The current claims process "will just not work in this situation, where time is of the essence," he said, describing what he called "an immediate need" for financial assistance for those who work in the tourism industry, from marina dockhands and waiters and waitresses to charter fishing boat captains and hotel workers.

"We do not have time to go through the forensic accounting process," Kennon said. "Our year is made from Memorial Day to Labor Day."

He said the community is already hurting from the economic impact of the disaster, with tourism numbers down 50 percent.

"We have folks right now pushing other bills aside just to make payroll," Kennon said, adding that layoffs are imminent if claims aren't paid out immediately.
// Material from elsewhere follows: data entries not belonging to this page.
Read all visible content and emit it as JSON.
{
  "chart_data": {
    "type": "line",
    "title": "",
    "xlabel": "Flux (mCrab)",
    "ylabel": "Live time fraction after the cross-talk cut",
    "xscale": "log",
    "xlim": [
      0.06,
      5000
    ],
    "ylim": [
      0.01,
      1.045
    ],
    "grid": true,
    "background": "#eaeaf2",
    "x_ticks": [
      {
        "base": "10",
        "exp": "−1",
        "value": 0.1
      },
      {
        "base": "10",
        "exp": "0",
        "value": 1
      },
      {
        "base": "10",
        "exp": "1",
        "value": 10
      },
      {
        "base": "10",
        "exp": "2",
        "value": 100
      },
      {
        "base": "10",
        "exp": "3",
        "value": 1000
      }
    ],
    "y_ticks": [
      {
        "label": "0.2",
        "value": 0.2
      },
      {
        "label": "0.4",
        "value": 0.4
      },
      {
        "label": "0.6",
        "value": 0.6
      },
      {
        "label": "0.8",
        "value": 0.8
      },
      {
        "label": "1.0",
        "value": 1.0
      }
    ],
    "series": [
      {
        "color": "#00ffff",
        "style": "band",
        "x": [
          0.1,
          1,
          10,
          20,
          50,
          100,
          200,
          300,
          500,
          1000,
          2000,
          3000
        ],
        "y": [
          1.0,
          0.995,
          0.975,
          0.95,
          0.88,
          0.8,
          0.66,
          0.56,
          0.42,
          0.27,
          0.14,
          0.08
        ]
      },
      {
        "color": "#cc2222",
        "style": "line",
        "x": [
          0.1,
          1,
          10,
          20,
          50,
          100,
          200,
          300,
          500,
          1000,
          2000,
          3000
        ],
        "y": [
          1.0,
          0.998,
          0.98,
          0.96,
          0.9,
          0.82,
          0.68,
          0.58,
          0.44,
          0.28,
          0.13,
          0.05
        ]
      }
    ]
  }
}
Meanwhile, he said, Fryar "shows up, talks about how good a job they're doing on the beach. ... It's almost like he's living in the Land of Oz."

Kennon and other coastal leaders have been calling for BP to draw up a contract of sorts that specifically lays out a plan for compensation.

Kennon specifically wants BP "to make sure that every single dollar that we would have earned this year is in the system," as well as paying for lost dollars in travel reservations that were made in advance but then canceled after the disaster.

However, Kennon isn't optimistic.

"I feel like I'm David and Goliath and I've run out of rocks."